Délires simultanés, un livre écrit à deux mains (turques) qui offre bien plus qu’un simple voyage ironique au cœur du métier d’écrivain. Lecture de Gérard Lambert-Ullmann.
Ce livre écrit à deux mains par deux écrivains et traducteurs turcs de renom mais qui se présentent ironiquement comme “deux écrivaillons ténébreux” est un petit bijou d’humour, en plus d’être une solide exploration d’un métier compliqué : l’interprétariat en simultané.
Un homme qui fait depuis longtemps ce métier pour des organismes officiels “pète les plombs” au beau milieu d’un discours du président et lui fait tenir des propos délirants. Il est aussitôt arrêté et interné dans un asile où il se trouve plutôt bien s’il compare la vie qu’on lui fait à celle qu’il avait lorsqu’il travaillait. C’est depuis ce lieu qu’il explique à un écrivain, ayant envisagé de se servir de son cas pour écrire un roman, toutes les arcanes, ficelles et difficultés de ce métier dont l’essence consiste à “se faire oublier” tout en étant la pièce essentielle du rouage.

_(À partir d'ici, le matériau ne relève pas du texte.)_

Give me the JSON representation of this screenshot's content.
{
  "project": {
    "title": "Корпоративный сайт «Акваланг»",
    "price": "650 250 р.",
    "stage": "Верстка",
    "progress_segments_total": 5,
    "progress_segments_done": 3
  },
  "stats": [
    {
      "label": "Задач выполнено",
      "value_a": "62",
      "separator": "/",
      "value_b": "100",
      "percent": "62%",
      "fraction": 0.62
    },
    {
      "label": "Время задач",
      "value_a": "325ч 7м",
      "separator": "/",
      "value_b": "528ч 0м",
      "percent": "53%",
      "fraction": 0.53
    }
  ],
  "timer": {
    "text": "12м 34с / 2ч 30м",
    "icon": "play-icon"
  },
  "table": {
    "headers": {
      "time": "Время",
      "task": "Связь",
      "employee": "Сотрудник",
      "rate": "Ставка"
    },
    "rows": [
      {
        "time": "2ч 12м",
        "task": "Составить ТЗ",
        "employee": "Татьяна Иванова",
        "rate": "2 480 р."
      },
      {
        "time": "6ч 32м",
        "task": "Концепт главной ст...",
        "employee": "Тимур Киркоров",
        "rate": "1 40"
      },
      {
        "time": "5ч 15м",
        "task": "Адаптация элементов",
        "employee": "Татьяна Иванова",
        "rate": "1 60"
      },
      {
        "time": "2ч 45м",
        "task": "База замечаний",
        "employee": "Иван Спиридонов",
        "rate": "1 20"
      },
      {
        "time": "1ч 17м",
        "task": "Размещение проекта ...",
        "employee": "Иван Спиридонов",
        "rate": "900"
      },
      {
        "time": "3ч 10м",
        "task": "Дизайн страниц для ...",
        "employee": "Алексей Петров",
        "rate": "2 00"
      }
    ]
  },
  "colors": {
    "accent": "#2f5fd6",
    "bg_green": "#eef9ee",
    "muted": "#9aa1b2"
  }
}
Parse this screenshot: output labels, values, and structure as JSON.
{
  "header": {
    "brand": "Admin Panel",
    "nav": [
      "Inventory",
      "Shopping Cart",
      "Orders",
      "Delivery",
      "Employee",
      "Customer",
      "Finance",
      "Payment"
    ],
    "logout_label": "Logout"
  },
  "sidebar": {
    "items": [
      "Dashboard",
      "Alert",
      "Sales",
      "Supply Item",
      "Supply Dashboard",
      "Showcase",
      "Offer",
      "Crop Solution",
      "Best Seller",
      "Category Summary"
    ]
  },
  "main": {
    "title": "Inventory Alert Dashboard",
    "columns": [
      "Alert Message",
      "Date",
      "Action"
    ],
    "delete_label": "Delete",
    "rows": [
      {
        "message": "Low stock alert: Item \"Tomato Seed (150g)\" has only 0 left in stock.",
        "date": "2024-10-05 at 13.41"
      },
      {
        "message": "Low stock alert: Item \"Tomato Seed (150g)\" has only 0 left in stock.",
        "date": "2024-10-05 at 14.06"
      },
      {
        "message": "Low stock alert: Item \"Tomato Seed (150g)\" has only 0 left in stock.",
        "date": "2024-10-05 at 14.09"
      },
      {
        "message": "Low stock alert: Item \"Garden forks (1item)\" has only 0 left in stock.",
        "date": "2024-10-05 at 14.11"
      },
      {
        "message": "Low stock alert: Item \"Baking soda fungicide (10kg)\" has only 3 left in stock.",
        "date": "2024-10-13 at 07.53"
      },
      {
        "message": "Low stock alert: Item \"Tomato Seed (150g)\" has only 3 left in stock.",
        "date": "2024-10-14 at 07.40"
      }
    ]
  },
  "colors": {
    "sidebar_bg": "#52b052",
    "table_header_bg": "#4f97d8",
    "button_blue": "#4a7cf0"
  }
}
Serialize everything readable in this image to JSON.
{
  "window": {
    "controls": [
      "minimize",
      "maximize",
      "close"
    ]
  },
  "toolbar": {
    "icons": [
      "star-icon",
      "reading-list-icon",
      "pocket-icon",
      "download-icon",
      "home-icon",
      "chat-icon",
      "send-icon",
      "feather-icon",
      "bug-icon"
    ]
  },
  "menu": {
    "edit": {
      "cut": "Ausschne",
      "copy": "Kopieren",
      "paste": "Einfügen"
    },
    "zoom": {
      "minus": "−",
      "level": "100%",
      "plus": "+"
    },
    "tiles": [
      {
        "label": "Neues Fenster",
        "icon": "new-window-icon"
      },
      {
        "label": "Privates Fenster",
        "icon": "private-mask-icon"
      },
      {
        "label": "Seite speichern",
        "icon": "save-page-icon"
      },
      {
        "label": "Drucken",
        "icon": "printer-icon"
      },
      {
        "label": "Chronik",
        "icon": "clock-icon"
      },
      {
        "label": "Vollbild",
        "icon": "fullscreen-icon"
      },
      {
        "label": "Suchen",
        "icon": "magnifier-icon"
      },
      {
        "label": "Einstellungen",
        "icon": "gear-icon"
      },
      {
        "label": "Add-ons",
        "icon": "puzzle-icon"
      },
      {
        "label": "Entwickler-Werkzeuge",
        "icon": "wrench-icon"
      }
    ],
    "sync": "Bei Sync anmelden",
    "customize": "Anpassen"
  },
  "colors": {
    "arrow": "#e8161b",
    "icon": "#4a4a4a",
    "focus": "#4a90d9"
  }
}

On plonge alors dans un savoureux décorticage des diverses sortes de discours, des stéréotypes de la langue de bois, des formules vides, des clichés fumeux, des vantardises des fanfarons, des trésors d’hypocrisie des cyniques, et de la manière dont l’interprète doit composer avec tout ça en usant de toutes les ressources du langage et en prenant toujours garde de n’irriter personne par un mot, un silence, une intonation de voix; sans oublier les cravates au col serré qu’il faut supporter jusque dans les cocktails assommants mais incontournables et l’impossibilité de se rendre aux toilettes quand l’envie survient.
Bien plus qu’un simple voyage ironique au cœur d’un métier c’est le rapport complexe entre les humains et leurs langages que ce livre nous invite à disséquer, le sourire aux lèvres et… le micro coupé.
Délires simultanés, de Enis Batur et Yiğit Bener, Bilingue, Meet, 215 pp. 15€, ISBN: 9791095145066.